Kiev è stata costretta a cedere Debaltseve. Dieci giorni di combattimenti hanno visto soccombere le truppe ucraine che hanno lasciato la città mercoledì dopo aver consegnato le proprie armi ai ribelli filorussi. I separatisti avevano rivendicato l’importante snodo ferroviario sin dal vertice di Minsk, dove l’assegnazione della cittadina era rimasta un nodo insoluto nel braccio di ferro tra Putin e gli altri tre leader del formato Normandia (Merkel, Hollande e Poroshenko). Ora su Debaltseve, il punto che permette di collegare Donetsk e Lugansk – considerate dai ribelli le loro “capitali” – sventola la croce blu di sant’Andrea su sfondo rosso, la bandiera su quella che i miliziani chiamano “Novorossia”, il nome zarista dell’Ucraina sud-orientale”.
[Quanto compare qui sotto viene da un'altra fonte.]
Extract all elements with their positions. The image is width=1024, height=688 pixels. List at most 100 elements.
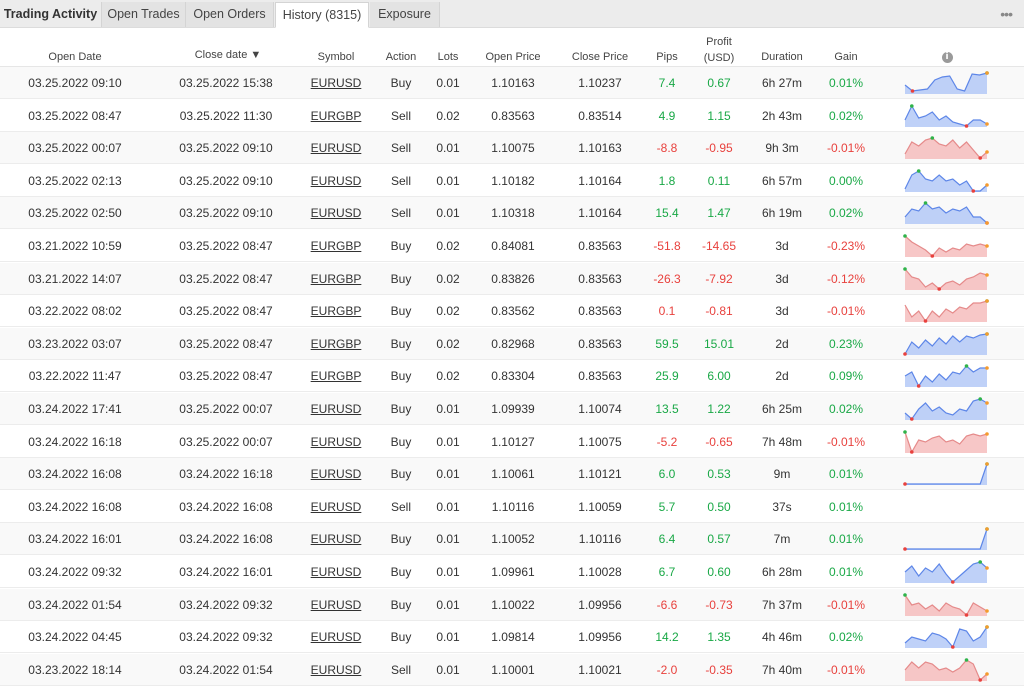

L’Ucraina, incassata la pesante sconfitta, si avvia a chiedere l’intervento dei Peace keepers delle Nazioni Unite, il contingente internazionale Onu col compito di garantire la pace nelle zone di conflitto. Il consiglio di sicurezza ha appoggiato la volontà del presidente ucraino e adesso manca soltanto il voto del Parlamento affinché la richiesta di Kiev possa ufficialmente partire. Poroshenko ha infine raggiunto i soldati a Artemyvsk, città dell’est sulla linea del fronte, a circa 35 chilometri da Debaltseve, e li ha insigniti del titolo di “Eroe dell’Ucraina”.
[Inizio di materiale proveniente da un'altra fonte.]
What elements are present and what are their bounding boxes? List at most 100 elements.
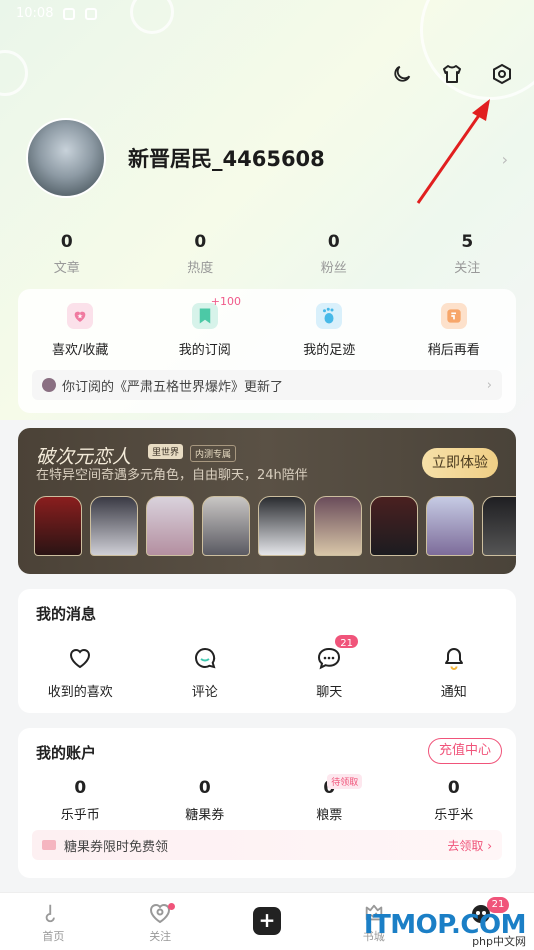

“La presa di Debaltseve permette ai separatisti di rifornire i loro territori con la ferrovia. Si spingeranno oltre? Probabilmente no. Tutto dipende da Putin. In questo momento al presidente russo fanno gioco gli accordi di Minsk e il cessate il fuoco. E sono utili all’Europa”, dice l’analista politico Vadim Karasyov. La guerra ha portato ovunque morte e distruzione. Secondo le stime Osce, delle 25 mila persone che prima del conflitto popolavano Debaltseve, ne restano solo 5000.